The study was intended to compare healthcare professionals against an electronic checker. At a point when given similar data about the patient’s present manifestations, medical symptoms, and clinical history on stroke, specialists came to the right outcome 72% of the time. The effects and results of sign electronic tools didn’t do so well, returning with the right analysis in just 34% of the cases.


Final Thoughts

My right of learning about my condition and treatment – albeit on the web– eased my fear of the unknown, which is what matters most. Every patient was different regardless of age, but all the common symptoms were there. More importantly, the medical websites, as most users have observed, had tips on what to do when you get to a particular region or area of the illness, for example, if one’s abdominal pain became worse. It was undoubtedly helpful in keeping me from needing counseling because of COVID-19.

If it makes you anything safer, consult a specialist if have to.

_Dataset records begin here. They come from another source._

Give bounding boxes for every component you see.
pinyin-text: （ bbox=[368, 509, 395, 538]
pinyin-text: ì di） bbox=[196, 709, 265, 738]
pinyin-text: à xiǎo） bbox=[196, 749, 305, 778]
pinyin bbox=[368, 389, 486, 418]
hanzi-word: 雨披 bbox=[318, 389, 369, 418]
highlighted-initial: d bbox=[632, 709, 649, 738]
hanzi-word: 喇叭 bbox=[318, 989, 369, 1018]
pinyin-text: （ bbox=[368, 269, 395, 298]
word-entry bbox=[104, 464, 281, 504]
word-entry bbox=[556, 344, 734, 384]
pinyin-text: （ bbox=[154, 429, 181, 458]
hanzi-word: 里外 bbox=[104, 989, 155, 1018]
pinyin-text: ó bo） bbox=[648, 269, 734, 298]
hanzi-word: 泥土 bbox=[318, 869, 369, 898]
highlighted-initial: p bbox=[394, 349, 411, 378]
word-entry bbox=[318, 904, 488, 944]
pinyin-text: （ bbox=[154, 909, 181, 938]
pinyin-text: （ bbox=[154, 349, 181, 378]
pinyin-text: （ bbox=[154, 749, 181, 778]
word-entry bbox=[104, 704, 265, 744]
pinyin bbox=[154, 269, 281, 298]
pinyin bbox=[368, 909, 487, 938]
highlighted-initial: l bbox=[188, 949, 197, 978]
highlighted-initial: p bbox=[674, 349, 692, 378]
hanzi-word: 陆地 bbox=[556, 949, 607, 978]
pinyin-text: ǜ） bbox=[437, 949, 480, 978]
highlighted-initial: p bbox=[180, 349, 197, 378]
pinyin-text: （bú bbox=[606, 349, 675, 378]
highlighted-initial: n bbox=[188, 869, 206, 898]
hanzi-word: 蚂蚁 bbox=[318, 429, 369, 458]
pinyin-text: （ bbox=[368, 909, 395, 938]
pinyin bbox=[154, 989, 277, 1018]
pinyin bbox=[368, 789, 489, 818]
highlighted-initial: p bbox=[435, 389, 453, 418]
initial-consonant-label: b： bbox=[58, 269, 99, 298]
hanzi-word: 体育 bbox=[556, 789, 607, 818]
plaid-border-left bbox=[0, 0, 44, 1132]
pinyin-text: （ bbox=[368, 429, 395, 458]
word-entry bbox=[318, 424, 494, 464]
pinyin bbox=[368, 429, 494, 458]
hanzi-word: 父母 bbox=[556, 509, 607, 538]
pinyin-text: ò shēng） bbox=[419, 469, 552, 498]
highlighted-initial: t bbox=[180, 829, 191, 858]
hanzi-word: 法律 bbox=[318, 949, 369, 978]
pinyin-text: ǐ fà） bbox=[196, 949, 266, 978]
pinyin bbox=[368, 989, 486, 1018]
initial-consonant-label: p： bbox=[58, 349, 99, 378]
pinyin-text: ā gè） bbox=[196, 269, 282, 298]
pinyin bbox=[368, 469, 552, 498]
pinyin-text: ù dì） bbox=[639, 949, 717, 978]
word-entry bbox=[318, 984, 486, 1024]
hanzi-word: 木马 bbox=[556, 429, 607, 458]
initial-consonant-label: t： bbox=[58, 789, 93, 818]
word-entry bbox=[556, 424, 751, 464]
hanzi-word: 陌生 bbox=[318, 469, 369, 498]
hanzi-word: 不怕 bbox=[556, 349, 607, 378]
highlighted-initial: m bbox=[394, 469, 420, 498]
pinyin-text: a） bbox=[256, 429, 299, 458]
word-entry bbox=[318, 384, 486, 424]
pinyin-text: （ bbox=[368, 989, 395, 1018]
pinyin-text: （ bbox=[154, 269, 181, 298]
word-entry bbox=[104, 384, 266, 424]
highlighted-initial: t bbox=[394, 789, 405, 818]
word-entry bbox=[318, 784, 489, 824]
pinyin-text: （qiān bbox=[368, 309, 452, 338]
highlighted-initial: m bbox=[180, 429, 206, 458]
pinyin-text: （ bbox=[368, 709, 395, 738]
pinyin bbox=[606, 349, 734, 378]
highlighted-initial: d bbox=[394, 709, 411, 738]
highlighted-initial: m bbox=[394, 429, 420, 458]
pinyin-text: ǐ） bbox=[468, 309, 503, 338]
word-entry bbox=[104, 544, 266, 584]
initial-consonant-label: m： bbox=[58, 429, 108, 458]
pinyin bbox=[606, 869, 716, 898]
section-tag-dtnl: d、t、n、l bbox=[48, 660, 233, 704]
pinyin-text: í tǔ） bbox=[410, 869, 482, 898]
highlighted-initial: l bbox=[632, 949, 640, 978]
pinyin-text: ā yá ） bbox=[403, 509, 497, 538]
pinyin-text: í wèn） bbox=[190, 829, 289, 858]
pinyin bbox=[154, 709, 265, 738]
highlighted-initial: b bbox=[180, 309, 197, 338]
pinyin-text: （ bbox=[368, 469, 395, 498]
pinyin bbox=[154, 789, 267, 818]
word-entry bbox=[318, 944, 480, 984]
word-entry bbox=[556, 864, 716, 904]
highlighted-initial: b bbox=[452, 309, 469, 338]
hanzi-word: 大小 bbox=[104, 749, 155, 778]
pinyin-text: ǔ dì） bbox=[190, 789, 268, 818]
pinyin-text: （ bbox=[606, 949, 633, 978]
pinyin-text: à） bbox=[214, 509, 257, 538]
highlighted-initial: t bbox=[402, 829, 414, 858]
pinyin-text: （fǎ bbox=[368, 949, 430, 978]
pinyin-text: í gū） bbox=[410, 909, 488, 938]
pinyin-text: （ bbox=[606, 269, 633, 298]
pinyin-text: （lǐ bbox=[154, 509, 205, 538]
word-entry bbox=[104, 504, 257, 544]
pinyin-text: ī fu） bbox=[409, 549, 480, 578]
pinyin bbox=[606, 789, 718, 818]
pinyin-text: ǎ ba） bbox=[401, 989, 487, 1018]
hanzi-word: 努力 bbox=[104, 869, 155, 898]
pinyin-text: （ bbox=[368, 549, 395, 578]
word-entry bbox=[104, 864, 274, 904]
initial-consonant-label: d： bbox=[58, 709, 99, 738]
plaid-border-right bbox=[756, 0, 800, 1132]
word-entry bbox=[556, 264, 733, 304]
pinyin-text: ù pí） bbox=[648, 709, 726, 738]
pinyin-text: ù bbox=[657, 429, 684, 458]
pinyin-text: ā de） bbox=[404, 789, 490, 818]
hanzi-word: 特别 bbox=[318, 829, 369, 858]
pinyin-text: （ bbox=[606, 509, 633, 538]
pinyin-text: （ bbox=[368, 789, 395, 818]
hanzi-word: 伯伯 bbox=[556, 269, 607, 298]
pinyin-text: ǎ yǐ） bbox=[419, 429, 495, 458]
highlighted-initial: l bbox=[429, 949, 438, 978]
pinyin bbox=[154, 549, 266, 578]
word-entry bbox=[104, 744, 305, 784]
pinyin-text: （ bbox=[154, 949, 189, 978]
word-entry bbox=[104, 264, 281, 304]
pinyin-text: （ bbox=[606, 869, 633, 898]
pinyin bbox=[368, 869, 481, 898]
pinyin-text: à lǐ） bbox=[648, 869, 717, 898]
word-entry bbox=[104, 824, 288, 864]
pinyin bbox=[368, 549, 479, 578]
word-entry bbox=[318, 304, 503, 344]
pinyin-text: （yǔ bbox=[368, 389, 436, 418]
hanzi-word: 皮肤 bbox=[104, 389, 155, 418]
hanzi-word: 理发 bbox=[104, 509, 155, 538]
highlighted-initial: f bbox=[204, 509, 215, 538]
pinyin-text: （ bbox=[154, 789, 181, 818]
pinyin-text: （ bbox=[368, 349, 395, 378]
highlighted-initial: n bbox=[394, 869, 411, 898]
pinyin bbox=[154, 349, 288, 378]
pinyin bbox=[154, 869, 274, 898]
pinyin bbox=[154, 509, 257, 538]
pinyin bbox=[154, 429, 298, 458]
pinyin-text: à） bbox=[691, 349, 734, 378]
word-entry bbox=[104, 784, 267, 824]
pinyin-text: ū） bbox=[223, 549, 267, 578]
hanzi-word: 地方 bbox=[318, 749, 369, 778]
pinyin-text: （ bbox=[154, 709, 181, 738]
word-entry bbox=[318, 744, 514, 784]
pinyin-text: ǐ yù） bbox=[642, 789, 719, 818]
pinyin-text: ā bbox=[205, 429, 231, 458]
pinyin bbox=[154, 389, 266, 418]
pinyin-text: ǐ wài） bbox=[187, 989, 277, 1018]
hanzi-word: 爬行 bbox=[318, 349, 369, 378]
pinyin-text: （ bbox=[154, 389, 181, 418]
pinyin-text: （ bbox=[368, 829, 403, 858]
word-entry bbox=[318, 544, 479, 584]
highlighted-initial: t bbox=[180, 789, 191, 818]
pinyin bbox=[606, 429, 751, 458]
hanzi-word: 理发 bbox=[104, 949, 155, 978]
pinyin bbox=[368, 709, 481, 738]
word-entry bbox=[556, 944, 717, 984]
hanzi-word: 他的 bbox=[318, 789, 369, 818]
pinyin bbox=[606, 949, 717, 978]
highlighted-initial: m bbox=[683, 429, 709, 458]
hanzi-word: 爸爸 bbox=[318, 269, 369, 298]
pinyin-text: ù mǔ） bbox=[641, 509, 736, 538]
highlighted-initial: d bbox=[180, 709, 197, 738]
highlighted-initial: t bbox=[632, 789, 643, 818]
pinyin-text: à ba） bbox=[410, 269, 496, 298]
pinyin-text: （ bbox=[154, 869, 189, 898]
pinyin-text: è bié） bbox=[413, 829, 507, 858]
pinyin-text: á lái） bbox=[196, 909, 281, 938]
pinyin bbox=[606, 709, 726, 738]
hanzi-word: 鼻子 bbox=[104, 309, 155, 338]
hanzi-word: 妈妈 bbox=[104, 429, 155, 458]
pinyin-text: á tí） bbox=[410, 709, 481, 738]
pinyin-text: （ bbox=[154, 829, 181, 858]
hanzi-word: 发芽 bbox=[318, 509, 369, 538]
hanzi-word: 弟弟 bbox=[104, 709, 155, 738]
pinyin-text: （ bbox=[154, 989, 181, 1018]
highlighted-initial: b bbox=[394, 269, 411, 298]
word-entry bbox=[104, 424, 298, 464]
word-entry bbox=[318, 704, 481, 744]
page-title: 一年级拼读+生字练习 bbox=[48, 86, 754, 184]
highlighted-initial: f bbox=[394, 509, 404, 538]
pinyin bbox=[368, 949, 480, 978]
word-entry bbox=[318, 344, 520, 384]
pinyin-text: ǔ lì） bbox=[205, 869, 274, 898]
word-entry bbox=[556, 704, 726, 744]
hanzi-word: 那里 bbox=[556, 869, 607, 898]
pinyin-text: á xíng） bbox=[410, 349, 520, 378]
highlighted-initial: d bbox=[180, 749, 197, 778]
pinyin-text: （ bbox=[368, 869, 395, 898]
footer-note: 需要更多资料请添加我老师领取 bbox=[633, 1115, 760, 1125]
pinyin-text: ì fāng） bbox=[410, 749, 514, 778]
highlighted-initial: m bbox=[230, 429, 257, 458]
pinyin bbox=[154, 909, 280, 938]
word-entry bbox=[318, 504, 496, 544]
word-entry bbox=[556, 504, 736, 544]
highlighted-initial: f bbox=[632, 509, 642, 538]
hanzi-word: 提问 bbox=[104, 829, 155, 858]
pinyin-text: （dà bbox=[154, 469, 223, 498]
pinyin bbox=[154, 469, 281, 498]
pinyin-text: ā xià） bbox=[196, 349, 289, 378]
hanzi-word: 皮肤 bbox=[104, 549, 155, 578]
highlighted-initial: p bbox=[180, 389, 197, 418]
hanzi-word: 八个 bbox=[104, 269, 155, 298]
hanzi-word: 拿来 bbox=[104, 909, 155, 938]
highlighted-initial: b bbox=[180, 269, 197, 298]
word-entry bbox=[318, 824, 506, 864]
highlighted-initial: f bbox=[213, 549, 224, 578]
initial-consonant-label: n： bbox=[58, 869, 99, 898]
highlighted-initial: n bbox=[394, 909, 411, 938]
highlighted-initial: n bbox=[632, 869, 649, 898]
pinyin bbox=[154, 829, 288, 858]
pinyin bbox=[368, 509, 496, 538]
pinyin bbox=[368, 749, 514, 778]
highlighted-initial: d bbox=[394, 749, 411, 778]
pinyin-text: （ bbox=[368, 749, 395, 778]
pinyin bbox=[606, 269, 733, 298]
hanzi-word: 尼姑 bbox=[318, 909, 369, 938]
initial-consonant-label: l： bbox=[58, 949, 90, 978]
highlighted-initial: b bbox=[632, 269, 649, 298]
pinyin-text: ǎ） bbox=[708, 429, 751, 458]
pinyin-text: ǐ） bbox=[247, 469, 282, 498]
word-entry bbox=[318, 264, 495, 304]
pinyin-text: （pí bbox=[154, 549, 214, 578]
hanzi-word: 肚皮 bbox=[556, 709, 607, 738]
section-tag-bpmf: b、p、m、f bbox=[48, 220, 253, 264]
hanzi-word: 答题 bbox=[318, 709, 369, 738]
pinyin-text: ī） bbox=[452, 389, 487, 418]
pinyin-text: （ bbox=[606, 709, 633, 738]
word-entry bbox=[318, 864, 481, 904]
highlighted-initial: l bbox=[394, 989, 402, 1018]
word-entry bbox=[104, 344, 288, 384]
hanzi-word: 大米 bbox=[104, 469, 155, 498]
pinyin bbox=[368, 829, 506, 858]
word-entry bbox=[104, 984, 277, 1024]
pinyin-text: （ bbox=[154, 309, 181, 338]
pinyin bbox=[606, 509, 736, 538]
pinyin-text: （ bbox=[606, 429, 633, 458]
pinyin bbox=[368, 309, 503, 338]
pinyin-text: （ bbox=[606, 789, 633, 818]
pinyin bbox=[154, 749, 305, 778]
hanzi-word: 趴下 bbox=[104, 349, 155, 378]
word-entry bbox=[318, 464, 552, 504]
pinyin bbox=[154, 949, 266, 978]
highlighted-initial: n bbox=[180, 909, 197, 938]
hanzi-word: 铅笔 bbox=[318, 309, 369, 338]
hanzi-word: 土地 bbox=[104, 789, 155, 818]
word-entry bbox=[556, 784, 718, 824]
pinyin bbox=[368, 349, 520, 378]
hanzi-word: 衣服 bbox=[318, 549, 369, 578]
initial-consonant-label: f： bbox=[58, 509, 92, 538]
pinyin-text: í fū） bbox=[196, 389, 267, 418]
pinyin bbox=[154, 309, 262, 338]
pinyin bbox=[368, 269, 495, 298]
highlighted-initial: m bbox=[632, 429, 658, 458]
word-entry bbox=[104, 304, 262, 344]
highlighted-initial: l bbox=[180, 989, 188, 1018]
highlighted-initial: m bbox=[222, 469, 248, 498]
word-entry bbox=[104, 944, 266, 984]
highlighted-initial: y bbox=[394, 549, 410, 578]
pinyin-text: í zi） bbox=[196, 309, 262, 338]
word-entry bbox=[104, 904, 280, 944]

Frequently Asked Questions

  1. How exact or precise are online checkers?
  2. What are some of the most commonly utilized online checkers?
  3. How does a virtual symptom checker work?
  4. How are symptom checkers used?
  5. Why are online virtual monitors important for one’s health?
  6. What are the benefits of using symptom checkers online?
  7. Are these virtual checkers accountable?
  8. When does self-diagnosis become a disadvantage?
  9. How much impact does social media have on self-diagnosis?
  10. Do virtual symptom checkers provide treatment and recommendations?